As for the Internet, my impression is that in the short run it’s actually contributing to more Balkanization among Catholics. And I’m admittedly guilty of contributing to the problem. I’ve learned (from colleagues in philosophy) of web communities of Roman Catholics who openly express hope for an all out war against Muslin people, anti-Semitism, and restrictions on religious freedom, in direct opposition to the teachings of Vatican II. (These are not members of the SSPX. And I assume they are not aware of the teachings of Vatican II.) Almost as soon as I learned of these and related web communities and read some of what appears in their posts I adopted a strict “hands off” policy towards them. I simply don’t think it’s good for my faith life to keep reading such expressions of hatred, even though I realize I should not be ostracizing fellow Catholics. (And for all I know I have met some of these people at Mass).
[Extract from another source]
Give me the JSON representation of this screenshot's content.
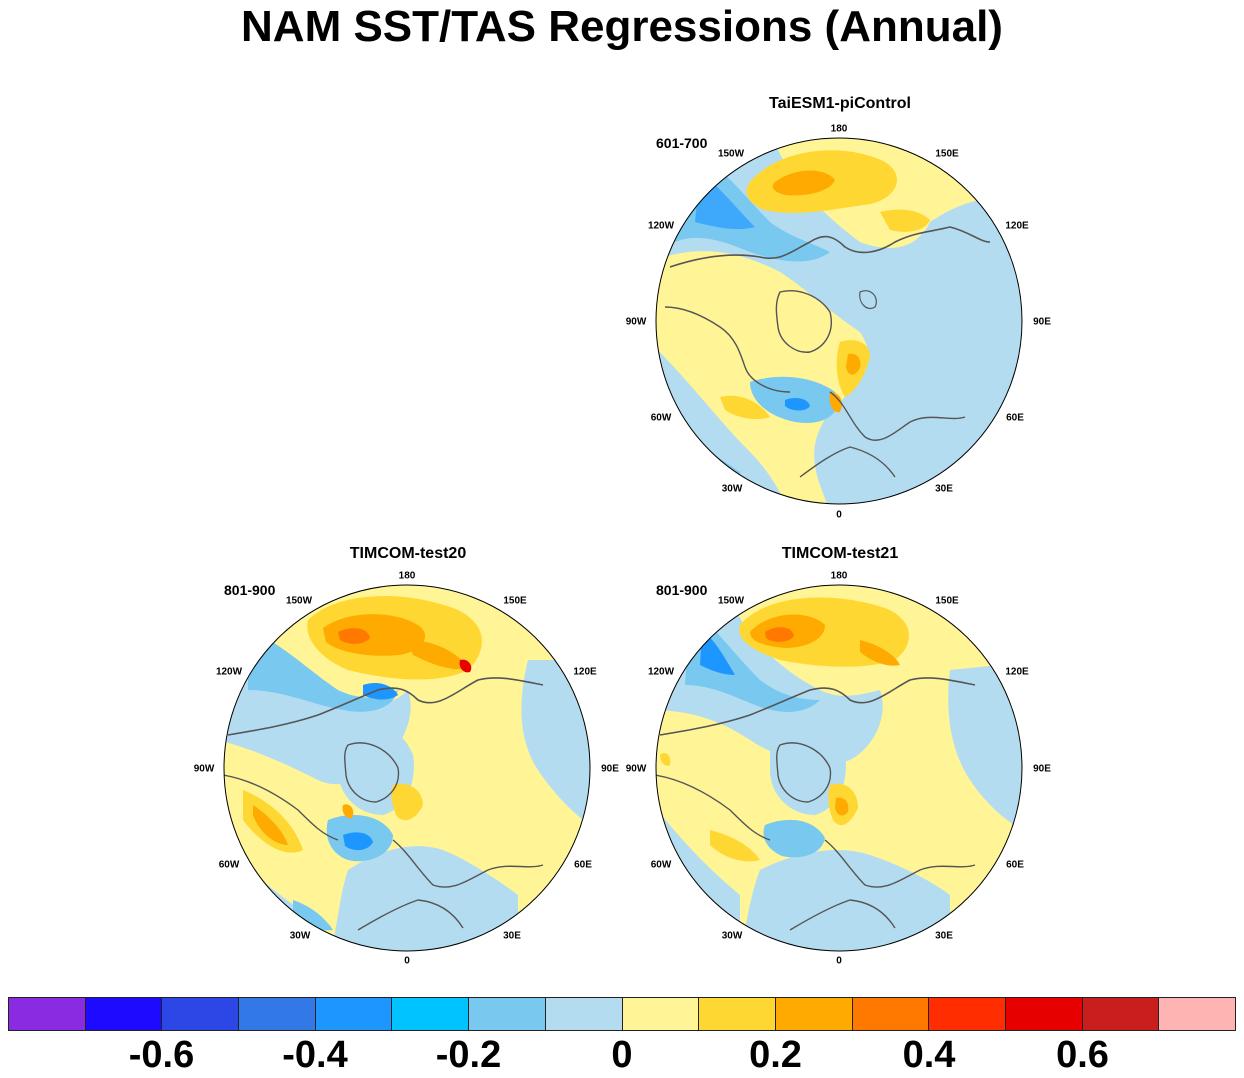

Of course, I’m aware that some may raise analogous complaints against our Commonweal web community, since some of us have occasionally denounced other Church teachings such as the prohibition against contraception. What makes our web community different for me is that, with only a few notable exceptions, we generally treat each other with respect and allow for opposing views — I have always felt welcome here even though many participants occasionally disagree with me.
Benjamin –
I suspect we’re not very far apar about the basics. With Aquinas I think that de facto reason does not solve all our moral quandaries. My big problem with appealing to feelings is that though I think there are probably some feelings that tell us something about what is morally good or evil, I don’t know of any way to distinguish those feelings which tellus what is good from feelings which tell us that evil is good.
Eichmann loved to kill Jews and counted himself wise for doing so, while Bonhoffer wanted to save them. Both acted on feelings, but the feelings were contradictory. How do you tell the difference between the good one and the bad one? Looking for more facts which are non-feelings to justify the feelings just takes us back to having reason alone solve these matters.
I suspect that it is a combination of fact and feeling that is of use in some quandaries, but . . .
I look on feelings as information; they’re physical reactions to states of existence that we have to decode because sometimes the feelings are intuitive or otherwise not fully conscious (e.g., your gut telling you something’s wrong). So as information they need to be parsed by reason; that’s where the ultimate determination is made.